Escudo de armas de las Islas Canarias.
Dibujo de 1772

 

 

         Seguro que, como me ha pasado a mí, a ustedes también se les ocurrió bien temprano la idea de que las Islas Canarias se llaman así porque hay en ellas una gran abundancia de canarios o quizá que todas variedades o especies de canarios que existen provienen de allá. La imagen de las Canarias que guardo en mi mente desde la infancia, debido a esa apresurada hipótesis, es amarilla porque siempre me imaginé que en aquellas islas, al contrario que en la mía, habría más canarios que gente, más canarios que árboles, más canarios que señales de tránsito. Pues fíjese usted que no es así.

         Esto ya lo sabe todo el mundo, pero yo acabo de ver la luz hace pocos días. El nombre de este territorio español en aguas africanas no tiene que ver con el canario silvestre, que Carlos Linneo (1707-78) llamó serinus canarius en 1758. Y es importante mencionar esta fecha porque resulta que la graciosa avecita sí que es endémica del archipiélago, pero no es por ella que él recibió este nombre sino a la inversa.

         Aunque hay opiniones divergentes (e incluso investigaciones muy serias que lo ponen en duda), las Islas Canarias recibieron ese nombre, según la tradición, en los primeros años del Imperio Romano, que acababa de anexionárselas. Entre los años 19 y 9 antes de Cristo, el rey Juba II de Mauritania (52 antes de Cristo-23 después de Cristo), que había crecido en Roma, envió una expedición a explorar las llamadas Islas Afortunadas (nombre mitológico de los tiempos en ni siquiera se sabía con certeza cuántas eran ni en qué punto del océano se localizaban); y de esa época y de esa investigación data, según lo narrado por Plinio el Viejo (23-79 después de Cristo) en su obra Historia natural (77 después de Cristo), el nombre Insulae Canariae.
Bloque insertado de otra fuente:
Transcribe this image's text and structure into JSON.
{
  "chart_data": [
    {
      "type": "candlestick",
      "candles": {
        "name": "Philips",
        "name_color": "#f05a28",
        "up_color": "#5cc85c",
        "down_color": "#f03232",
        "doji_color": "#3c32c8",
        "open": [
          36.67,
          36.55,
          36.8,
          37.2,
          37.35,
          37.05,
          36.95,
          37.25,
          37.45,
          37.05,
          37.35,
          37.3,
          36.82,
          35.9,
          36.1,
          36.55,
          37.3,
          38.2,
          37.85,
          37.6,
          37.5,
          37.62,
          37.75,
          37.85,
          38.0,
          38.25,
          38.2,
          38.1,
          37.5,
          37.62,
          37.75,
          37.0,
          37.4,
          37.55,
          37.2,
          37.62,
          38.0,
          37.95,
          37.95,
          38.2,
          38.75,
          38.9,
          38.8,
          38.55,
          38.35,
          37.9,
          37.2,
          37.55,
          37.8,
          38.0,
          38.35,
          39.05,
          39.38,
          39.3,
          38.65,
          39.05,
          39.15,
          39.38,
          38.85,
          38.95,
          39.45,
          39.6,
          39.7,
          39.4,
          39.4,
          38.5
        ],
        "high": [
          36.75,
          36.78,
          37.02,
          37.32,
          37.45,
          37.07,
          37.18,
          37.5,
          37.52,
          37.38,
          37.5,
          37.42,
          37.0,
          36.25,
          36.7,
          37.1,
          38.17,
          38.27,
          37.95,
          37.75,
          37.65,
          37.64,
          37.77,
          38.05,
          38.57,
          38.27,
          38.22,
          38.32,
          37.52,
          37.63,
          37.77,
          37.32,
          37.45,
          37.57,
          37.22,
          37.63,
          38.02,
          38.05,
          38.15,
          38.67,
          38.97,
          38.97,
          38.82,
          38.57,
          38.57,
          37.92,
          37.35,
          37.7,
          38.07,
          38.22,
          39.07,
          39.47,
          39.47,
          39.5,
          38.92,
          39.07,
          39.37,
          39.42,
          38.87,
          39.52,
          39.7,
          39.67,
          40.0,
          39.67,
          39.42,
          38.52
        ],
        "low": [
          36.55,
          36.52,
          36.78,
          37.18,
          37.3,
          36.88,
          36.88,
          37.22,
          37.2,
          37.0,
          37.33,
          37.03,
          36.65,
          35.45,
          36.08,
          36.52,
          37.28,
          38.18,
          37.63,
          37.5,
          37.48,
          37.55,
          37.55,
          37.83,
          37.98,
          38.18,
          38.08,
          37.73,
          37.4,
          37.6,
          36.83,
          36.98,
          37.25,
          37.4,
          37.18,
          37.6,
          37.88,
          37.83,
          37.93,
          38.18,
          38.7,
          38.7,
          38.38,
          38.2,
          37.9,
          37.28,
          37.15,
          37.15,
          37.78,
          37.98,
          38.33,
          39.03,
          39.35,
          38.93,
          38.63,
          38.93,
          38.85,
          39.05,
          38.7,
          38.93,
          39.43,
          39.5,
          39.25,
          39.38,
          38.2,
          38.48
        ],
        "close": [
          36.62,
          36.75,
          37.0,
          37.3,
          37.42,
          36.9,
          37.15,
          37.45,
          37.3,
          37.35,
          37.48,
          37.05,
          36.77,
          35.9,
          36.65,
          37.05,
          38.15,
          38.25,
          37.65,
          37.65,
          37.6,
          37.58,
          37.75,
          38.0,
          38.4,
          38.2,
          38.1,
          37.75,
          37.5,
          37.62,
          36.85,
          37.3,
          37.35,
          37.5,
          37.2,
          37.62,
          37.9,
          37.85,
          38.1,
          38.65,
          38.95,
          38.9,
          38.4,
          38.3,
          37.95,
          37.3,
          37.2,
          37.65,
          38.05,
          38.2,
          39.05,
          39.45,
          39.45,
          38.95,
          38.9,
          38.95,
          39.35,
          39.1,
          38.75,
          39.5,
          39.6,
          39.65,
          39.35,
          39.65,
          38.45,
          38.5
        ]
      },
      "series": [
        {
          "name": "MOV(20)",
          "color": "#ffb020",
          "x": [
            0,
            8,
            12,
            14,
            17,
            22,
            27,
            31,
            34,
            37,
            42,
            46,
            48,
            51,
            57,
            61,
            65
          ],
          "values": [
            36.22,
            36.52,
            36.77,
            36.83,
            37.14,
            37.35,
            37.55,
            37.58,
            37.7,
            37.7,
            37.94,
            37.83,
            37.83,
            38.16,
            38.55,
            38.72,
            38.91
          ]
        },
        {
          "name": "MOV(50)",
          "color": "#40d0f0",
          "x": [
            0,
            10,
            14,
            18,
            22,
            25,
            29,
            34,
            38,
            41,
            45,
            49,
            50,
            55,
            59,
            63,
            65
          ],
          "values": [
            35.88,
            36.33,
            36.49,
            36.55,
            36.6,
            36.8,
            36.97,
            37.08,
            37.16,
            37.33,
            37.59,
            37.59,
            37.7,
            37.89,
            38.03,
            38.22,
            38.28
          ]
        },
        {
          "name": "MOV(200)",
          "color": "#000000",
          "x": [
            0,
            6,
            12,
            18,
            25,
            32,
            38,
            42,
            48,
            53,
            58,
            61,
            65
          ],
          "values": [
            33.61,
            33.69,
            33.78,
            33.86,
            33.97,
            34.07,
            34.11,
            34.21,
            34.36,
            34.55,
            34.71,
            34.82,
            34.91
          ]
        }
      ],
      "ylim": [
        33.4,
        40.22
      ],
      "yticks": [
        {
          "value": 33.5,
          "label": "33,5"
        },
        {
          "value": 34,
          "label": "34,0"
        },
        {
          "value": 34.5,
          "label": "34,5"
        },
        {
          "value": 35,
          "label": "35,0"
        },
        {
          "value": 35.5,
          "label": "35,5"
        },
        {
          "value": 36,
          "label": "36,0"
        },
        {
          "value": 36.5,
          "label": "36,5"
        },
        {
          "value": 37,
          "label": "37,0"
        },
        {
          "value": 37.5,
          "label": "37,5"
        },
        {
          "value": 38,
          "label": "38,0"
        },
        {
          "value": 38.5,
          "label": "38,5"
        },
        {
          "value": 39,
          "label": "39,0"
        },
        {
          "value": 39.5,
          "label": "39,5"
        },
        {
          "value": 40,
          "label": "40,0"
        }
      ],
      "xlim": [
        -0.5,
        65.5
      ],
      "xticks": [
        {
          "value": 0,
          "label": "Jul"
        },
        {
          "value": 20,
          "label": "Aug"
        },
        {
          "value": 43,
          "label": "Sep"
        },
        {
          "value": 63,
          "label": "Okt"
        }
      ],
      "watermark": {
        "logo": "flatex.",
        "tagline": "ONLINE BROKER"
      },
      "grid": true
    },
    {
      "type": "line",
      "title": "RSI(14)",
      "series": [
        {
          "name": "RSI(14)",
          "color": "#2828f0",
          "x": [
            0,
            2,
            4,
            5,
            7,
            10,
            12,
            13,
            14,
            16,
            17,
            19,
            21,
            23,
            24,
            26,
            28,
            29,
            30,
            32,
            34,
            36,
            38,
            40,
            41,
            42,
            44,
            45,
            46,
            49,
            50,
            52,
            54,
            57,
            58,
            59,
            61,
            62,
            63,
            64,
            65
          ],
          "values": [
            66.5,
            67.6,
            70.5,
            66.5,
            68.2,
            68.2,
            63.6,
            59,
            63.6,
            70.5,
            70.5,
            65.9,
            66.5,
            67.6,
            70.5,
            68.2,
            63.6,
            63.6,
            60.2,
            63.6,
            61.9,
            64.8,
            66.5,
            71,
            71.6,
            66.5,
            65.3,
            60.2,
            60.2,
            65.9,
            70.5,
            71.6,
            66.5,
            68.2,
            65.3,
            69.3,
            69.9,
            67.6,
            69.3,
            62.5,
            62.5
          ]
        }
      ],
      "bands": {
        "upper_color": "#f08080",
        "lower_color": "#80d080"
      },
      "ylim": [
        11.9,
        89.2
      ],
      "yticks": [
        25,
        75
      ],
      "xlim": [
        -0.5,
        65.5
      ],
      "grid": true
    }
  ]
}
Y cuenta Plinio que los expedicionarios encontraron “multitudine canum ingentis magnitudinis, ex quibus perducti sunt Iubae duo” (vastas multitudes de perros de gran tamaño, de los cuales le trajeron dos a Juba). A partir de entonces las islas fueron llamadas Canarias porque había en ellas abundancia de canum, de canis, perros.

         A pesar de todo esto, existen investigadores que, por falta de evidencias, niegan la presencia de perros de cualquier tamaño en las siete islas en la época de Juba. Algunos de ellos, como Juan Álvarez Delgado, creen que el erudito rey pudo haber ido personalmente a la isla y haber dedicado a ese viaje uno de los once libros que escribió, otros lo descartan totalmente. Sin embargo, Juba II es reconocido como el gobernante y humanista que, como afirma Alicia García García, “sacó a las islas de la esfera del mito” en que vivió en la antigüedad clásica, junto con Madeira, las Azores, las Salvajes y Cabo Verde.

         ¿Los canarios? Los canarios, los pajaritos llamados canarios, fueron llamados así mucho después, e incluso se les llamó en realidad “canarios de las Canarias”, lo cual sugiere que ya existía el nombre actual del archipiélago.